Озадаченный кузнец почесал в затылке.

– Так ить... не знаю даже, как и сказать. Мы таких не делали. А когда надо?

– Не к спеху, – сказал Михаил Федорович.

– То есть как это не к спеху? – еще больше изумился кузнец. – Покойнички мертвые али нет?

– Давно умерли, а ограды нет.

– А-а... – протянул кузнец. – Так бы сразу и говорил. А то я было подумал, что ты загодя заказываешь... Сделаем, батя, а вот за сколько – дай подумать. Обыкновенные мы за четвертную делаем, а двойную... сороковку. Пойдет?

– Дорого, – ответил Михаил Федорович, подумав, но взглянул на лицо кузнеца и не стал торговаться. – Ладно, согласен.

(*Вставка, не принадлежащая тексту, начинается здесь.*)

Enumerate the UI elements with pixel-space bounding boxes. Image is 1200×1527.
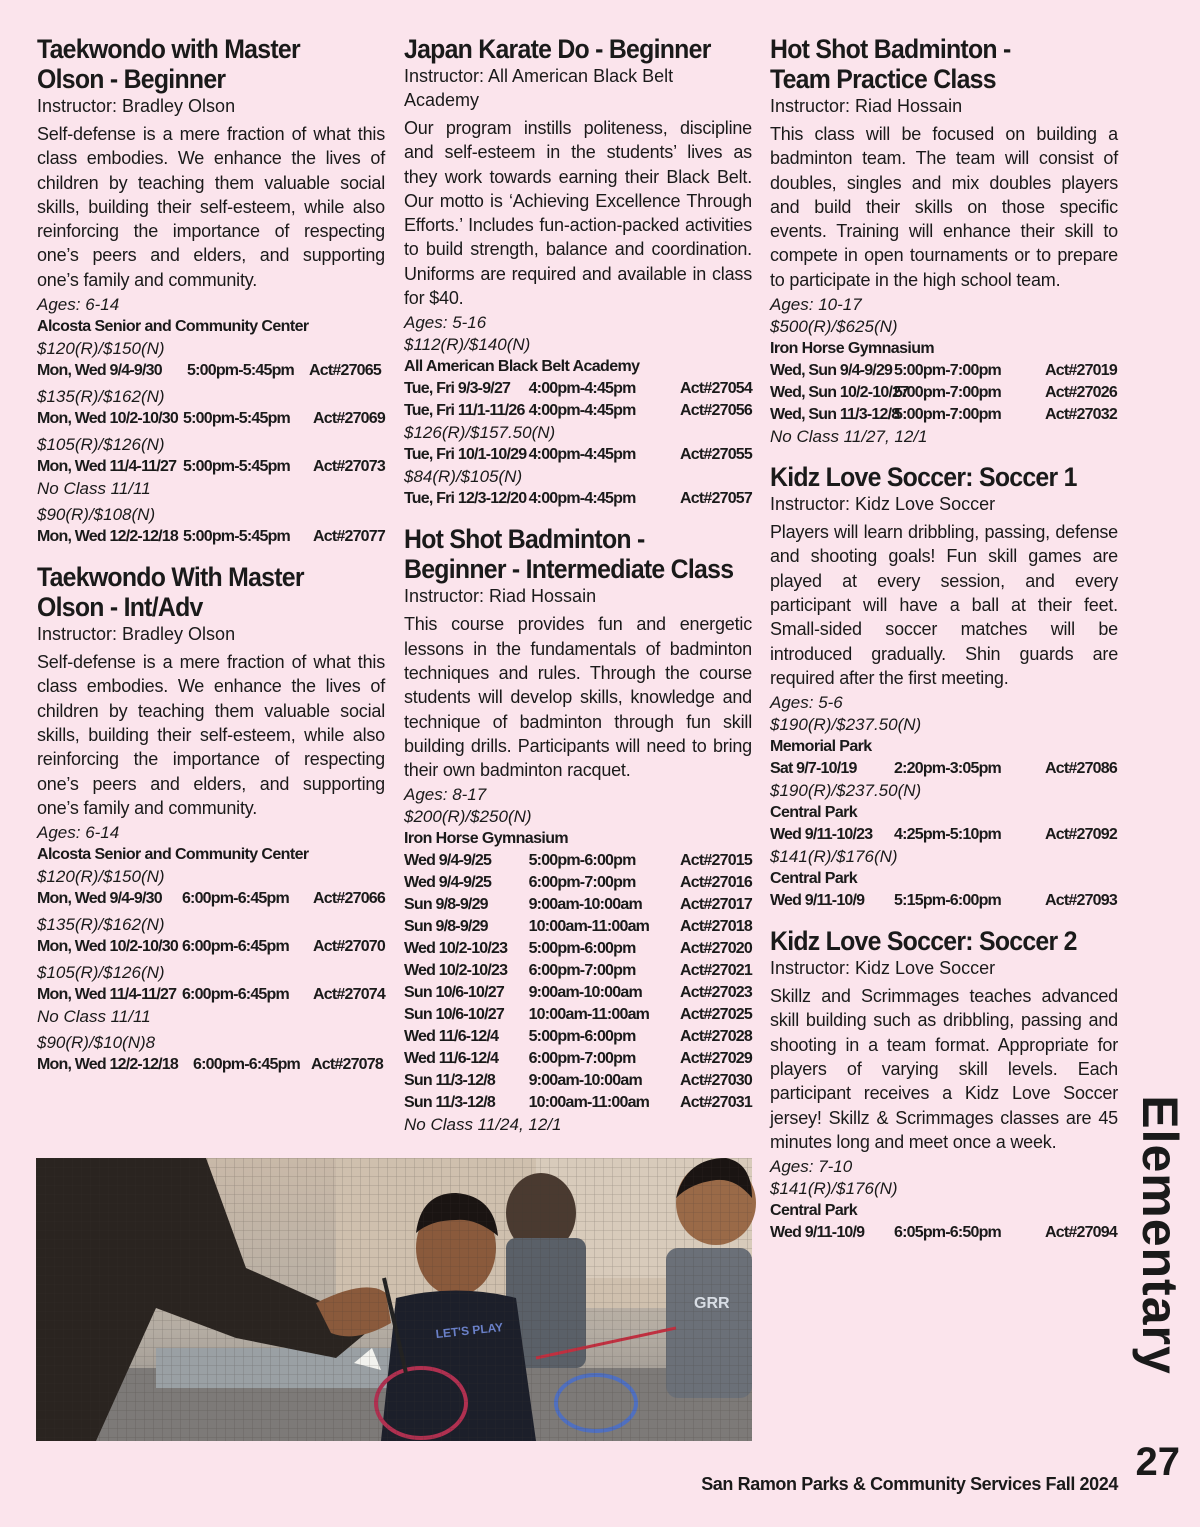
activity-number: Act#27065	[309, 362, 381, 380]
price: $190(R)/$237.50(N)	[770, 781, 922, 801]
schedule-time: 5:00pm-7:00pm	[894, 362, 1001, 380]
class-title	[770, 462, 1120, 492]
activity-number: Act#27029	[680, 1050, 752, 1068]
schedule-row	[404, 894, 752, 916]
schedule-days: Tue, Fri 11/1-11/26	[404, 402, 525, 420]
location: Central Park	[770, 870, 858, 888]
price: $200(R)/$250(N)	[404, 807, 532, 827]
schedule-time: 4:00pm-4:45pm	[528, 380, 636, 398]
schedule-row	[404, 1026, 752, 1048]
instructor: Instructor: Kidz Love Soccer	[770, 958, 996, 979]
schedule-row	[404, 378, 752, 400]
location: Memorial Park	[770, 738, 872, 756]
class-title-line: Taekwondo with Master	[37, 34, 300, 64]
price: $126(R)/$157.50(N)	[404, 423, 556, 443]
no-class-note: No Class 11/27, 12/1	[770, 427, 928, 447]
schedule-row	[770, 1222, 1118, 1244]
schedule-days: Sun 9/8-9/29	[404, 896, 488, 914]
schedule-days: Mon, Wed 9/4-9/30	[37, 890, 162, 908]
activity-number: Act#27025	[680, 1006, 752, 1024]
schedule-row	[37, 984, 385, 1006]
schedule-days: Mon, Wed 12/2-12/18	[37, 1056, 179, 1074]
schedule-days: Wed, Sun 10/2-10/27	[770, 384, 909, 402]
price: $120(R)/$150(N)	[37, 339, 165, 359]
shirt-text: LET'S PLAY	[434, 1320, 504, 1342]
schedule-time: 6:00pm-7:00pm	[528, 874, 636, 892]
ages: Ages: 8-17	[404, 785, 487, 805]
schedule-days: Wed, Sun 11/3-12/8	[770, 406, 900, 424]
activity-number: Act#27015	[680, 852, 752, 870]
price: $90(R)/$10(N)8	[37, 1033, 156, 1053]
schedule-time: 6:00pm-6:45pm	[181, 890, 289, 908]
class-japan-karate	[404, 34, 752, 510]
column-left	[37, 34, 385, 1090]
description: This course provides fun and energetic lessons in the fundamentals of badminton techniques and rules. Through the course students will develop skills, knowledge and technique of badminton through fun skill building drills. Participants will need to bring their own badminton racquet.	[404, 614, 752, 781]
ages: Ages: 5-6	[770, 693, 843, 713]
no-class-note: No Class 11/24, 12/1	[404, 1115, 562, 1135]
schedule-days: Tue, Fri 12/3-12/20	[404, 490, 527, 508]
class-title-line: Beginner - Intermediate Class	[404, 554, 734, 585]
schedule-days: Wed 9/11-10/9	[770, 892, 865, 910]
schedule-time: 5:00pm-5:45pm	[183, 528, 290, 546]
price: $141(R)/$176(N)	[770, 847, 898, 867]
activity-number: Act#27028	[680, 1028, 752, 1046]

– Только давай сразу договоримся – половину сейчас платишь. И дней через десять чтобы забрал отсюда – не дай бог какая-нибудь проверка, мне из-за тебя припухать никакого смысла нет.

– Ладно, – согласился Михаил Федорович и полез в карман за деньгами.

Подъезжая к дому, думал – жива ли?

Анна Матвеевна была жива. Еще с порога он услышал ее хриплое дыхание и тихий стонущий голос – она опять была без памяти.